Stochastic Compositional Optimization via Hybrid Momentum Frank--Wolfe
It addresses a gap in stochastic compositional optimization by removing the smoothness assumption on the outer function, enabling applications like robust max-of-losses and CVaR.
The paper tackles stochastic compositional optimization where the outer function may be non-smooth, proposing the Hybrid Momentum Stochastic Frank-Wolfe algorithm. It achieves an O(K^{-1/4}) convergence rate in the generalized Frank-Wolfe gap for non-convex objectives, matching optimal complexity for projection-free methods.

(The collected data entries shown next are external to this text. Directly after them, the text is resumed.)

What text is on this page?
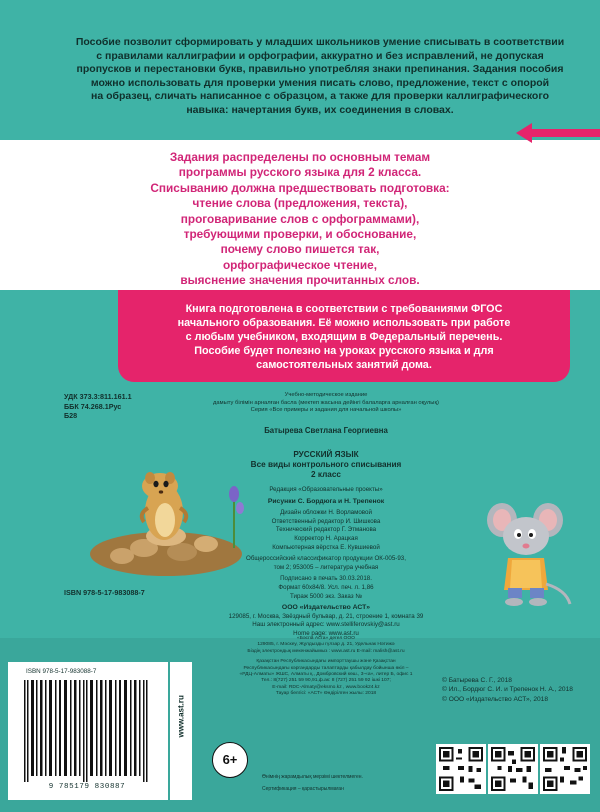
Пособие позволит сформировать у младших школьников умение списывать в соответствии
с правилами каллиграфии и орфографии, аккуратно и без исправлений, не допуская
пропусков и перестановки букв, правильно употребляя знаки препинания. Задания пособия
можно использовать для проверки умения писать слово, предложение, текст с опорой
на образец, сличать написанное с образцом, а также для проверки каллиграфического
навыка: начертания букв, их соединения в словах.
Задания распределены по основным темам
программы русского языка для 2 класса.
Списыванию должна предшествовать подготовка:
чтение слова (предложения, текста),
проговаривание слов с орфограммами),
требующими проверки, и обоснование,
почему слово пишется так,
орфографическое чтение,
выяснение значения прочитанных слов.
Книга подготовлена в соответствии с требованиями ФГОС
начального образования. Её можно использовать при работе
с любым учебником, входящим в Федеральный перечень.
Пособие будет полезно на уроках русского языка и для
самостоятельных занятий дома.
УДК 373.3:811.161.1
ББК 74.268.1Рус
Б28
Учебно-методическое издание
дамыту білімін арналған басла (мектеп жасына дейінгі балаларға арналған оқулық)
Серия «Все примеры и задания для начальной школы»
Батырева Светлана Георгиевна
РУССКИЙ ЯЗЫК
Все виды контрольного списывания
2 класс
Редакция «Образовательные проекты»
Рисунки С. Бордюга и Н. Трепенок
Дизайн обложки Н. Ворламовой
Ответственный редактор И. Шишкова
Технический редактор Г. Этманова
Корректор Н. Арацкая
Компьютерная вёрстка Е. Кувшиевой
Общероссийский классификатор продукции ОК-005-93,
том 2; 953005 – литература учебная
Подписано в печать 30.03.2018.
Формат 60х84/8. Усл. печ. л. 1,86
Тираж 5000 экз. Заказ №
ООО «Издательство АСТ»
129085, г. Москва, Звёздный бульвар, д. 21, строение 1, комната 39
Наш электронный адрес: www.stelliferovskiy@ast.ru
Home page: www.ast.ru
ISBN 978-5-17-983088-7
«Бәспа Аста» дегел ООО
129085, г. Мәскеу, Жұлдызды гүлзар д. 21, Удельнак Нәтижә
Біздің электрондық мекенжайымыз : www.ast.ru E-mail: malish@ast.ru
Қазақстан Республикасындағы импорттаушы және Қазақстан
Республикасындағы кәргандарды талаптарды қабылдау бойынша өкіл –
«РДЦ-Алматы» ЖШС, Алматы қ., Домбровский көш., 3-«а», литер Б, офис 1
Тел.: 8(727) 251 59 90,91,ф.ак: 8 (727) 251 59 92 ішкі 107;
E-mail: RDC-Almaty@eksmo.kz , www.book24.kz
Тауар белгісі: «АСТ» Өндірілген жылы: 2018
© Батырева С. Г., 2018
© Ил., Бордюг С. И. и Трепенок Н. А., 2018
© ООО «Издательство АСТ», 2018
ISBN 978-5-17-983088-7
9 785179 830887
www.ast.ru
6+
Өнімнің жарамдылық мерзімі шектелмеген.
Сертификация – қарастырылмаған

Stochastic compositional optimization minimizes objectives of the form $\min_{\bm{x} \in \mathcal{X}} F(\bm{f}(\bm{x}), \bm{x})$, where $\bm{f}$ is accessible only through noisy stochastic queries. Existing methods for this problem assume that the outer function $F$ is continuously differentiable, which excludes many practically important applications such as robust max-of-losses, Conditional Value-at-Risk, and norm regularizers. We propose the Hybrid Momentum Stochastic Frank--Wolfe algorithm, which drops the smoothness assumption on $F$. By combining a momentum-based Jacobian tracker with a Taylor-corrected function tracker, the algorithm feeds an entire stochastic linearization -- rather than a single gradient -- into a generalized linear minimization oracle. We establish an $\mathcal{O}(K^{-1/4})$ convergence rate in the generalized Frank--Wolfe gap for non-convex objectives with $L_F$-Lipschitz outer functions, matching the optimal complexity for projection-free single-sample stochastic methods under expected smoothness. The analysis extends to heavy-tailed noise oracles with bounded $r$-th moments for $r \in (1, 2]$ and recovers the deterministic rates of Vladarean et al (2023) as the noise vanishes.